In this week’s housing round up we look at another rise in a lender’s Standard Variable Rate and bring you figures from the latest Halifax house price survey.
Finally we highlight research from Unbiased.co.uk which shows some of us have an alarming lack of interest in our mortgage.
More lenders increase their Standard Variable Rate
The Clydesdale and Yorkshire Bank are the latest mortgage lenders to announce an increase to their Standard Variable Rate (SVR).
30,000 mortgage customers of the two banks will see the SVR rise from 4.59% to 4.99% on 1st May.
The move comes after similar increases from Natwest RBS, Halifax, Bank of Ireland, Bristol & West and Santander.
The lenders have all cited increased costs, especially higher interest rates for borrowing money on the wholesale markets, and the need to offer competitive rates of interest to savers, who are are struggling to find the best buy savings accounts.
However critics have pointed out that the banks are often making considerable profits and are simply increasing costs for existing customers to offer new customers, whether they are borrowers or savers, more competitive deals.
Halifax: house prices falling
The latest figures from the Halifax house price survey have shown that on a monthly, three monthly and annual basis house prices are still falling.
The Survey showed that house prices fell by 0.5% in February and by 1.9% over the last 12 months.
The rolling three monthly average, which may experts believe is the best indicator of the current direction of house prices, fell by 1.1%.
According the Halifax the average UK property is now worth £160,118.
Martin Ellis of the Halifax said: “Overall, prices nationally are at broadly the same level as last spring. This stability in prices is explained by the fact that market conditions have changed very little over this period with demand supported by low interest rates and supply remaining tight.”
He continued: “Falling inflation should relieve some of the pressure on household finances over the coming months. Many of the economic statistics released in recent weeks have also been encouraging, suggesting that the UK may avoid slipping back into recession.”
Half of all borrowers fail to review their mortgage
Hardly a day has gone by without a new lender announcing a rise to their Standard Variable Rate (SVR), however new research shows many people are still not reviewing their mortgage deal.
Figures from Unbiased.co.uk, the financial information website, show that 49% of people have not reviewed their mortgage deal in the past three years.
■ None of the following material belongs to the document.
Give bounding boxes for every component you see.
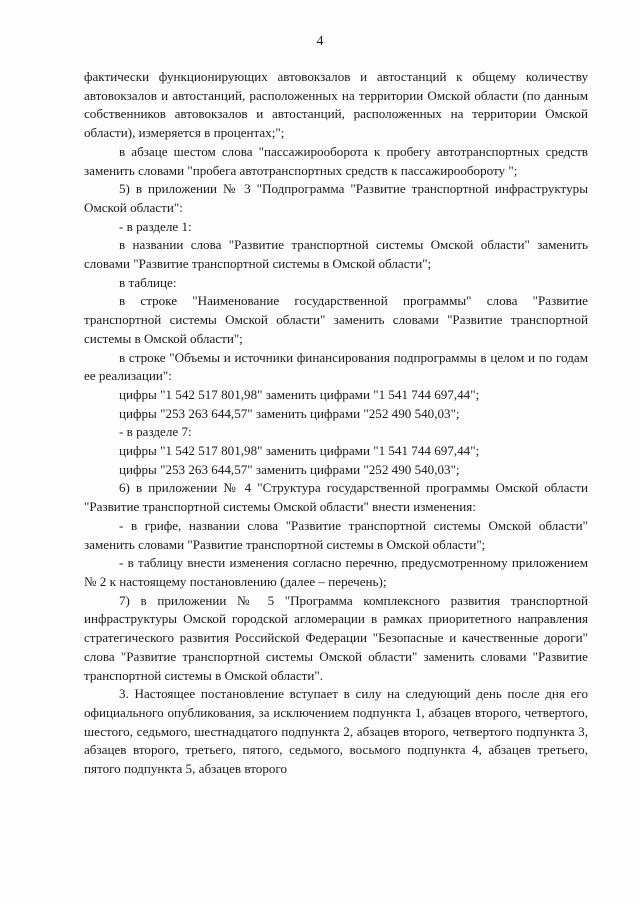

Shockingly the research also found that 56% of borrowers did not know the interest rate they were paying on their mortgage.
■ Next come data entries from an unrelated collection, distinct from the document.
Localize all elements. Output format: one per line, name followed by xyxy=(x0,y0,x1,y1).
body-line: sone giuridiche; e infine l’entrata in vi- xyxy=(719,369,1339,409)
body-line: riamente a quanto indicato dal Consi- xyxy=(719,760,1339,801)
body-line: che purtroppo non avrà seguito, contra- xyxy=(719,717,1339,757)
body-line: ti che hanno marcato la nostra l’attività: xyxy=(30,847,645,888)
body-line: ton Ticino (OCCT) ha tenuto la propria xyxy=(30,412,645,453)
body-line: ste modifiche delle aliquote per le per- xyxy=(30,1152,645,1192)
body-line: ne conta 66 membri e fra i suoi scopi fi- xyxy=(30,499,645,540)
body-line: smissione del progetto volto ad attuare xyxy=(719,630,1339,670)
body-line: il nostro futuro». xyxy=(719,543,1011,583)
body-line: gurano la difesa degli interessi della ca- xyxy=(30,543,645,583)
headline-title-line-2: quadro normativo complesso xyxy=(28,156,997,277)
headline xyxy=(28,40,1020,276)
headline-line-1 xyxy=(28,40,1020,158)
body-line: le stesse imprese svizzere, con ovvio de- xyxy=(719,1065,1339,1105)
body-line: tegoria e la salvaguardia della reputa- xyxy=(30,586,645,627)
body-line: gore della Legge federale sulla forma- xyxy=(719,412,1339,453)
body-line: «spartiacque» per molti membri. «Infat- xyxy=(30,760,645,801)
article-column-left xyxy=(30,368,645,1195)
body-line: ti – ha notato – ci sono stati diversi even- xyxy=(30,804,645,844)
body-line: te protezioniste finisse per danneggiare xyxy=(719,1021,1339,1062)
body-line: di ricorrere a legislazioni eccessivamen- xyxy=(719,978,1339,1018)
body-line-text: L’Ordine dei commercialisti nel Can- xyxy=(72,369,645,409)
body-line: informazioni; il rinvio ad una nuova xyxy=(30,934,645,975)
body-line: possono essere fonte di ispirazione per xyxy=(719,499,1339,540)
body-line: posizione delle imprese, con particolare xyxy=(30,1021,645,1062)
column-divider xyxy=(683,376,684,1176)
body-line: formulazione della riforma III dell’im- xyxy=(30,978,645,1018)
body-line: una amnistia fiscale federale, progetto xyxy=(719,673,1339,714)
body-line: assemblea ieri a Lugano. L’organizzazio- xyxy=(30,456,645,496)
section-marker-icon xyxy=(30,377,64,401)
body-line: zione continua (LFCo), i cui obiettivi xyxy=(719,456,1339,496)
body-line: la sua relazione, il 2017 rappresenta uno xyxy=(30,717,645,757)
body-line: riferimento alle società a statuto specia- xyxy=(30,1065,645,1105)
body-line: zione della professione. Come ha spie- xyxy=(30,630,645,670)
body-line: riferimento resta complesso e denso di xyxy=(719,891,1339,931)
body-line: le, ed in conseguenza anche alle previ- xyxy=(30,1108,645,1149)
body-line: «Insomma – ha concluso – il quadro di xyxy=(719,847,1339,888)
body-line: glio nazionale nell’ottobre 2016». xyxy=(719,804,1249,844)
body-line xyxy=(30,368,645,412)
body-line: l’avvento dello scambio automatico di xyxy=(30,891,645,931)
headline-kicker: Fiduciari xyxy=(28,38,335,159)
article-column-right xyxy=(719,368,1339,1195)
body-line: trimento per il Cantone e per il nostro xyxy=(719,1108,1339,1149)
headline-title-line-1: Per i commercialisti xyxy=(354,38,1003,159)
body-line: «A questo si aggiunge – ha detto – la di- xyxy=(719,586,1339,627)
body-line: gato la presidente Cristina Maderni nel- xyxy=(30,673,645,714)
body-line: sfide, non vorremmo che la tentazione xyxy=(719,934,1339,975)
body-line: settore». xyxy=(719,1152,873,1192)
Mortgage experts suggest that borrowers review their mortgage deals on a regular basis to make sure their deal is as competitive as possible; the recent increases in the SVR’s of some lenders makes the need for a review even more urgent.
Karen Barrett, chief executive of Unbiased agrees: “If the recent decision by Halifax and RBS to increase their SVR is an indication of the direction of the market then we will see more increases to the rates that consumers are paying on their mortgages, making it more important than ever for people to shop around for a better deal.”